Knapsack problem 0/1 with even number of items

Question

So I need to solve the knapsack problem, but I need to make sure that the end solution consists of an even number of items.

I found this on an already existing question:

You can keep two tables with $n$ rows and $C$ columns:

$DP_{even}$ that saves the best knapsack solution with an even number of itens. $DP_{odd}$ that saves the best knapsack solution with an odd number of itens.

To fill $DP_{even}$ you look at the previous best solution of $DP_{odd}$ plus a new item, or of $DP_{even}$ if you don't take the item: $$DP_{even}[i, j] = max(DP_{odd}[i - 1,j - c[i]] + v[i], DP_{even}[i - 1, j]) $$ The same idea goes for $DP_{odd}$ $$DP_{odd}[i, j] = \max(DP_{even}[i - 1,j - c[i]] + v[i], DP_{odd}[i - 1, j]) $$

Your solution will be in $DP_{even}[n, C]$

But how do I initialize both arrays, since when I intitialize them with 0 in the first row both arrays are going to be the same? Or am I making a false conclusion?

Edit: I already know how to solve the knapsack problem normally, so you don't need to explain that.

Answer 1

For the base case, the value is often decided manually based on the context of the problem. What should be the base value?

It is easy to see that $DP_{even}[0,0]$ should be $0$, and $DP_{even}[0,j]$ for $j>0$ should be $-\infty$. This is because the highest value you can get with considering none of the items and cost nothing is trivially 0, but the case where you consider none them but still cost something is impossible, hence we can safely assign it $-\infty$.

Now let's look at $DP_{odd}$. You might think that $DP_{odd}[0,0]$ is $0$, but following your definition, $DP_{odd}[0,0]$ means the highest value you can get with considering none of the items, and take an odd number of items and costs nothing. Notice the contradiction in this statement? You don't consider any items, then obviously you couldn't have taken an odd number of items! The same argument holds for all $DP_{odd}[0,j]$ for $j\geq 0$. Hence, they are all assigned $-\infty$.

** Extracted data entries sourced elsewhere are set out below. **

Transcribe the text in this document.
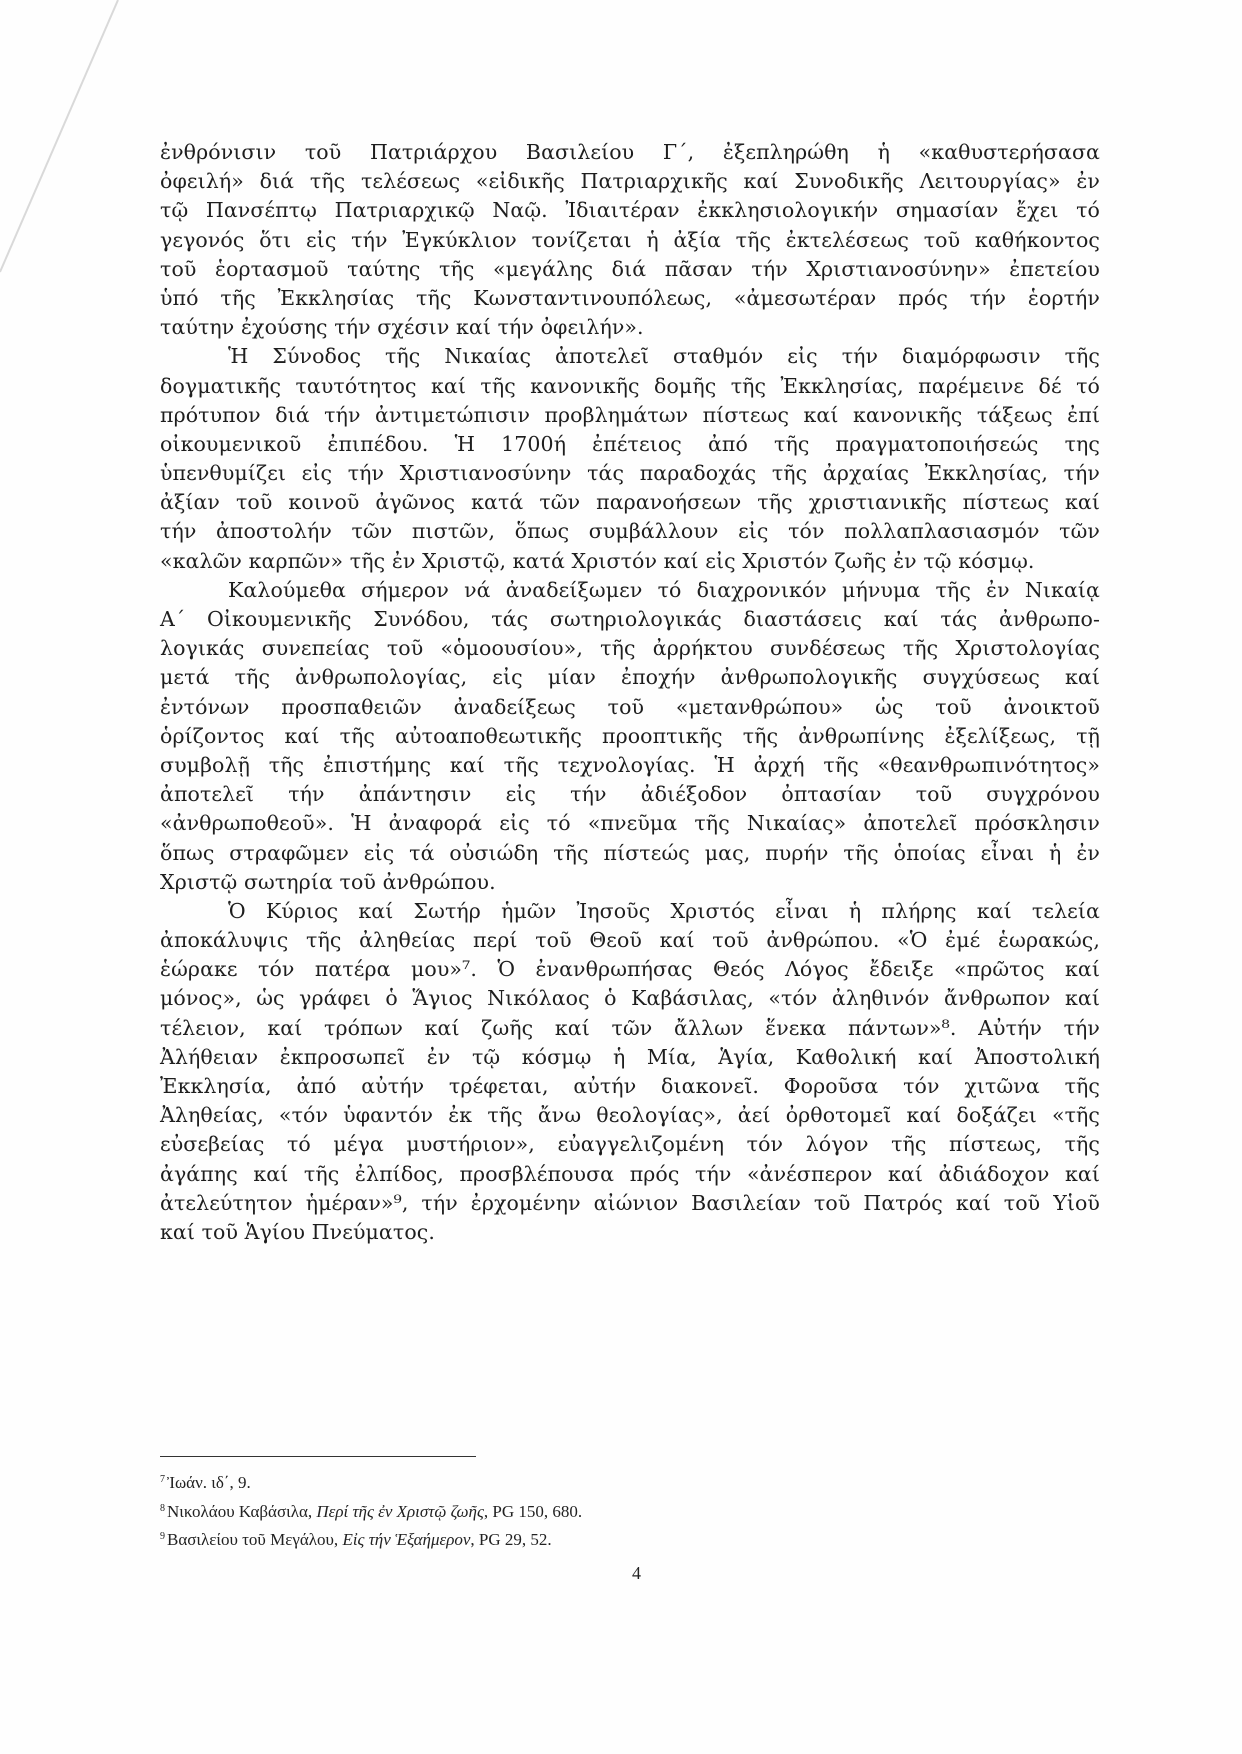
ἐνθρόνισιν τοῦ Πατριάρχου Βασιλείου Γ΄, ἐξεπληρώθη ἡ «καθυστερήσασα
ὀφειλή» διά τῆς τελέσεως «εἰδικῆς Πατριαρχικῆς καί Συνοδικῆς Λειτουργίας» ἐν
τῷ Πανσέπτῳ Πατριαρχικῷ Ναῷ. Ἰδιαιτέραν ἐκκλησιολογικήν σημασίαν ἔχει τό
γεγονός ὅτι εἰς τήν Ἐγκύκλιον τονίζεται ἡ ἀξία τῆς ἐκτελέσεως τοῦ καθήκοντος
τοῦ ἑορτασμοῦ ταύτης τῆς «μεγάλης διά πᾶσαν τήν Χριστιανοσύνην» ἐπετείου
ὑπό τῆς Ἐκκλησίας τῆς Κωνσταντινουπόλεως, «ἀμεσωτέραν πρός τήν ἑορτήν
ταύτην ἐχούσης τήν σχέσιν καί τήν ὀφειλήν».
Ἡ Σύνοδος τῆς Νικαίας ἀποτελεῖ σταθμόν εἰς τήν διαμόρφωσιν τῆς
δογματικῆς ταυτότητος καί τῆς κανονικῆς δομῆς τῆς Ἐκκλησίας, παρέμεινε δέ τό
πρότυπον διά τήν ἀντιμετώπισιν προβλημάτων πίστεως καί κανονικῆς τάξεως ἐπί
οἰκουμενικοῦ ἐπιπέδου. Ἡ 1700ή ἐπέτειος ἀπό τῆς πραγματοποιήσεώς της
ὑπενθυμίζει εἰς τήν Χριστιανοσύνην τάς παραδοχάς τῆς ἀρχαίας Ἐκκλησίας, τήν
ἀξίαν τοῦ κοινοῦ ἀγῶνος κατά τῶν παρανοήσεων τῆς χριστιανικῆς πίστεως καί
τήν ἀποστολήν τῶν πιστῶν, ὅπως συμβάλλουν εἰς τόν πολλαπλασιασμόν τῶν
«καλῶν καρπῶν» τῆς ἐν Χριστῷ, κατά Χριστόν καί εἰς Χριστόν ζωῆς ἐν τῷ κόσμῳ.
Καλούμεθα σήμερον νά ἀναδείξωμεν τό διαχρονικόν μήνυμα τῆς ἐν Νικαίᾳ
Α΄ Οἰκουμενικῆς Συνόδου, τάς σωτηριολογικάς διαστάσεις καί τάς ἀνθρωπο-
λογικάς συνεπείας τοῦ «ὁμοουσίου», τῆς ἀρρήκτου συνδέσεως τῆς Χριστολογίας
μετά τῆς ἀνθρωπολογίας, εἰς μίαν ἐποχήν ἀνθρωπολογικῆς συγχύσεως καί
ἐντόνων προσπαθειῶν ἀναδείξεως τοῦ «μετανθρώπου» ὡς τοῦ ἀνοικτοῦ
ὁρίζοντος καί τῆς αὐτοαποθεωτικῆς προοπτικῆς τῆς ἀνθρωπίνης ἐξελίξεως, τῇ
συμβολῇ τῆς ἐπιστήμης καί τῆς τεχνολογίας. Ἡ ἀρχή τῆς «θεανθρωπινότητος»
ἀποτελεῖ τήν ἀπάντησιν εἰς τήν ἀδιέξοδον ὀπτασίαν τοῦ συγχρόνου
«ἀνθρωποθεοῦ». Ἡ ἀναφορά εἰς τό «πνεῦμα τῆς Νικαίας» ἀποτελεῖ πρόσκλησιν
ὅπως στραφῶμεν εἰς τά οὐσιώδη τῆς πίστεώς μας, πυρήν τῆς ὁποίας εἶναι ἡ ἐν
Χριστῷ σωτηρία τοῦ ἀνθρώπου.
Ὁ Κύριος καί Σωτήρ ἡμῶν Ἰησοῦς Χριστός εἶναι ἡ πλήρης καί τελεία
ἀποκάλυψις τῆς ἀληθείας περί τοῦ Θεοῦ καί τοῦ ἀνθρώπου. «Ὁ ἐμέ ἑωρακώς,
ἑώρακε τόν πατέρα μου»⁷. Ὁ ἐνανθρωπήσας Θεός Λόγος ἔδειξε «πρῶτος καί
μόνος», ὡς γράφει ὁ Ἅγιος Νικόλαος ὁ Καβάσιλας, «τόν ἀληθινόν ἄνθρωπον καί
τέλειον, καί τρόπων καί ζωῆς καί τῶν ἄλλων ἕνεκα πάντων»⁸. Αὐτήν τήν
Ἀλήθειαν ἐκπροσωπεῖ ἐν τῷ κόσμῳ ἡ Μία, Ἁγία, Καθολική καί Ἀποστολική
Ἐκκλησία, ἀπό αὐτήν τρέφεται, αὐτήν διακονεῖ. Φοροῦσα τόν χιτῶνα τῆς
Ἀληθείας, «τόν ὑφαντόν ἐκ τῆς ἄνω θεολογίας», ἀεί ὀρθοτομεῖ καί δοξάζει «τῆς
εὐσεβείας τό μέγα μυστήριον», εὐαγγελιζομένη τόν λόγον τῆς πίστεως, τῆς
ἀγάπης καί τῆς ἐλπίδος, προσβλέπουσα πρός τήν «ἀνέσπερον καί ἀδιάδοχον καί
ἀτελεύτητον ἡμέραν»⁹, τήν ἐρχομένην αἰώνιον Βασιλείαν τοῦ Πατρός καί τοῦ Υἱοῦ
καί τοῦ Ἁγίου Πνεύματος.
$^7$ Ἰωάν. ιδ΄, 9.
$^8$ Νικολάου Καβάσιλα, Περί τῆς ἐν Χριστῷ ζωῆς, PG 150, 680.
$^9$ Βασιλείου τοῦ Μεγάλου, Εἰς τήν Ἑξαήμερον, PG 29, 52.
4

To summarize, the base case is very similar. Both $DP_{even}[0,j]$ and $DP_{odd}[0,j]$ are mostly $-\infty$, except $DP_{even}[0,0]$ which is $0$. Now, you can safely run your recurrence relations on top of the base cases.

Answer 2

Note: At the time of my writing, the only other answer to this question seems incorrect. I do not agree that $DP_\text{e}(0,j) = -\infty$ for all $j > 0$. Whether the backpack is full ($j = 0$) or has space remaining ($j > 0$) after all items are considered is inconsequential. Provided the total number of items in the knapsack is an even number, the solution is feasible but no further value may be gleaned. Hence, $DP_\text{e}(0,j) = 0$ for all $j \ge 0$.

Let's suppose the 0-1 knapsack problem takes the following form: \begin{align} \max~ & \sum_{i=1}^n c_i x_i \\ \text{s.t.}~ & \sum_{i=1}^n a_i x_i \le b, \\ & x_i \in \{0, 1\}, \quad i=1,\ldots,n. \end{align} Then the value functions for the dynamic programming approach may be defined as follows: \begin{equation} DP_\text{e}(i, j) = \begin{cases} -\infty, & j < 0 \\ 0, & j \ge 0~\text{and}~i = 0 \\ \max\left\{ DP_\text{e}(i-1,j), DP_\text{o}(i-1,j-a_i)+c_i \right\}, & j \ge 0~\text{and}~i > 0 \end{cases} \end{equation} and \begin{equation} DP_\text{o}(i, j) = \begin{cases} -\infty, & j < 0~\text{or}~i = 0 \\ \max\left\{ DP_\text{o}(i-1,j), DP_\text{e}(i-1,j-a_i)+c_i \right\}, & j \ge 0~\text{and}~i > 0 \end{cases}. \end{equation} In these functions, $i$ indicates the item under consideration and $j$ indicates the remaining knapsack capacity. Items are considered in descending order, and the value $i=0$ indicates that no items remain for consideration (i.e., $i=0$ is a base state regardless of $j$).

The function $DP_\text{e}(i,j)$ represents the answer to the following question: With an even number of items already in the knapsack and with $j$ space remaining, how much value may yet be gleaned from items $1,\ldots,i$ if an even number of items must end up in the knapsack? The function $DP_\text{o}(i,j)$ represents the answer to the same question but starting with an odd number of items already in the knapsack. If $\sum_{i=0}^n x_i$ must be even, then the best objective value is $DP_\text{e}(n, b)$. If odd, then the best objective value is $DP_\text{o}(n, b)$.